Monday, Jul. 01, 1940

Hitler's Europe

That smart and slippery politician, King Carol II of Rumania, last week lost no time in coming to terms with continental Europe's new master. No sooner had France asked for peace than Carol, in a sweeping decree, made Rumania a totalitarian State. A single new Party of the Nation was established and the Nazi Iron Guard and anti-Semitic "National Generation of 1922" invited to join. The last imprisoned members of the Iron Guard were set free and an announcement said that "officials responsible for killing Iron Guardists in recent years" will be punished. This obviously did not apply to King Carol, who will be boss of the New Rumania.

"That which the Fuehrer has accomplished for Germany our King has accomplished for us," cried Propaganda Minister Constantino Giurescu. Iron Guard Leader Horia Sima, last month an exile in Germany, now Carol's pal, was more realistic. Commanding his comrades to join Fuehrer Hohenzollern's Party, he sighed: "The whole world is going topsyturvy. We are going to have a new arrangement of countries and peoples. It is possible our country will meet with misfortune. The King's new Party will enable us to face the future."

Rumania did not have to wait long for that future to materialize. This week Russian planes began making reconnaissance flights over Bessarabia. Then border clashes were reported all along the Dnestr River. Though the Rumanian Army made a show of resistance for the record, it has no chance of stopping the Russians without help, and Germany had already acknowledged Russia's claim to Bessarabia in secret deals last year.

Rumania had accepted her destiny in the new Europe that Hitler plans (TIME, June 3). She will also lose Transylvania to Hungary and probably a part of the Dobruja to Bulgaria, which last week turned from Russia and began courting the Axis. Sofia newspapers yelled for revision of the Treaty of Neuilly. Bulgaria wants not only the Dobruja but an outlet to the Aegean Sea, through Greece. That could be worked, too, because last week Greek

Premier John Metaxas was also ready to take orders from the Axis.

In the Balkans only Yugoslavia's Regent Prince Paul still held out. Italy wanted him to replace Premier Dragisha Cvetkovitch with Dr. Ante Pavelitch, a fugitive in Italy for plotting the assassination of King Alexander I. Germany wanted Dr. Milan Stoyadinovitch, who was recently released from jail after being caught in a fifth-column roundup (TIME, April 29). Whichever way Prince Paul moved, his country was doubtless in for some territorial revisions too.

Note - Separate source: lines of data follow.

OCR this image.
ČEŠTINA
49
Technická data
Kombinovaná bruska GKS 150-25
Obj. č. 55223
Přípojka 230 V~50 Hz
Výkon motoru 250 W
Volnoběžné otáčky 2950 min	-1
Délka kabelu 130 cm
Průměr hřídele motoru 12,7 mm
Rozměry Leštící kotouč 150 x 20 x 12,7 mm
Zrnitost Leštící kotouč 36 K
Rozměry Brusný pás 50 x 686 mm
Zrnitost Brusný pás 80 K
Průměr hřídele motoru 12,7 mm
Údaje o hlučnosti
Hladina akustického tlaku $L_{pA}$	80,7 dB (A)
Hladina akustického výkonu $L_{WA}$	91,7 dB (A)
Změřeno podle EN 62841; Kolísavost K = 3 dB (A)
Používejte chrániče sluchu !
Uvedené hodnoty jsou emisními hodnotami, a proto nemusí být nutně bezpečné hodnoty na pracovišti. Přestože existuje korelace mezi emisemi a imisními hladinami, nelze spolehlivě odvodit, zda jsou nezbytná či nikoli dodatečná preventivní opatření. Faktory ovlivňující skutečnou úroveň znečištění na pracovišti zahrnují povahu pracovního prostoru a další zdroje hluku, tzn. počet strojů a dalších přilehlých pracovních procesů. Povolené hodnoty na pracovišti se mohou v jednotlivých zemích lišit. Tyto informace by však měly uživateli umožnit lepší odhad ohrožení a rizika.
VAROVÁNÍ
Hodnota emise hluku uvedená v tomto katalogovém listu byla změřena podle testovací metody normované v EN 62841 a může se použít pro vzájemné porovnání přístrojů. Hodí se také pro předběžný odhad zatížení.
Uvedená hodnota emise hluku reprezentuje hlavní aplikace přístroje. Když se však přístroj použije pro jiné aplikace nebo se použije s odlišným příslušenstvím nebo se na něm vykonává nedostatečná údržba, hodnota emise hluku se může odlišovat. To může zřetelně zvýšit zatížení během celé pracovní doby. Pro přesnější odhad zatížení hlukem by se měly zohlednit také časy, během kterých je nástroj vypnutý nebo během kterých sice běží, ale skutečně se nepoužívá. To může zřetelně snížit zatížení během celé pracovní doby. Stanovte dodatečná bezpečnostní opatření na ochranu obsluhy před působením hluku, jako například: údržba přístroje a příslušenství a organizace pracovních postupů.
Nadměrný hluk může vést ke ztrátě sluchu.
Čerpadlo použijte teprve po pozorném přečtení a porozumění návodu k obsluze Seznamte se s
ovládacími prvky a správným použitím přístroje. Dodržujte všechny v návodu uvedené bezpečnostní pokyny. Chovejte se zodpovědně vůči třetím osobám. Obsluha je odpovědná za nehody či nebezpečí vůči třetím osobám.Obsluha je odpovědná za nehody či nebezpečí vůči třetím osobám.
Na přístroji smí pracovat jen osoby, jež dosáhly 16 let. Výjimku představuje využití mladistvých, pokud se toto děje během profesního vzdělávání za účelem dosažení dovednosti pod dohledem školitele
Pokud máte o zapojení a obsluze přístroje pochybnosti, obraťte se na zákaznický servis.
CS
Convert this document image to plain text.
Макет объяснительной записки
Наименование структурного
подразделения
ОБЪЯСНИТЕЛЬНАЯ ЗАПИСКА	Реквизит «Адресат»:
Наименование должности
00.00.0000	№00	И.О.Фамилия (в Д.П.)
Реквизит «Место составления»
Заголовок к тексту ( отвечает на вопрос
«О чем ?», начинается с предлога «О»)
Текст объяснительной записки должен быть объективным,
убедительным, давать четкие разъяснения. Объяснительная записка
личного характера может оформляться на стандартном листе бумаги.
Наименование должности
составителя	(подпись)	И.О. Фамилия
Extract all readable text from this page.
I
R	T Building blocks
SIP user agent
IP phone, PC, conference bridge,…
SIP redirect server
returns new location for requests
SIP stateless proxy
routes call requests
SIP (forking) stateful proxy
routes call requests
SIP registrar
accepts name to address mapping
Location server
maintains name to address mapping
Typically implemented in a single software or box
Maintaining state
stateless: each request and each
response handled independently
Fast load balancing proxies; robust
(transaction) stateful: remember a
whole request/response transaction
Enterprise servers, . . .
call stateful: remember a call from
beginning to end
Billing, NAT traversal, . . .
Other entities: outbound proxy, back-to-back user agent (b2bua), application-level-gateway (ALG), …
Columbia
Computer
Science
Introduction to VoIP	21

Russia's Sphere. Russia was preoccupied with consolidating her own position to the east of Hitler's Europe. On the heels of her occupation of Estonia, Latvia and Lithuania, those three countries set up left-wing Governments that looked like steppingstones to complete sovietization. Hotly Russia's official news agency Tass denied that her Baltic grab was aimed against Germany. Tass said only 18 or 20 divisions, not the 100 reported from London, had moved into the Baltic States. Germany took the occupation calmly. Germany's calm was doubtless real, since last year's deals gave Russia a free hand in the Baltic as well as Bessarabia.

Scandinavia. The Swedish Riksdag met in secret session for the third time since World War II began. Reason: conditions in Norway, where the German-controlled press was agitating for new Storting elections to depose King Haakon VII and set up a Nazi Government. Whether Norway would again be united with Sweden, or Sweden simply dominate Scandinavia under German direction, Hitler's Northern Union seemed destined to be realized.

Congress of Berlin? From Bucharest, Correspondent Walter Duranty cabled a story that Germany would soon summon all Europe except Russia and Turkey to a congress at Berlin which would revise national boundaries and set up Hitler's plan for a five-zone Europe guided by the Third Reich. Wrote he:

"Within a month from today, there will not be a single Englishman on the continent of Europe outside of prison or a concentration camp, nor a dollar's worth of British business, if the German plans work out as the Germans believe they must."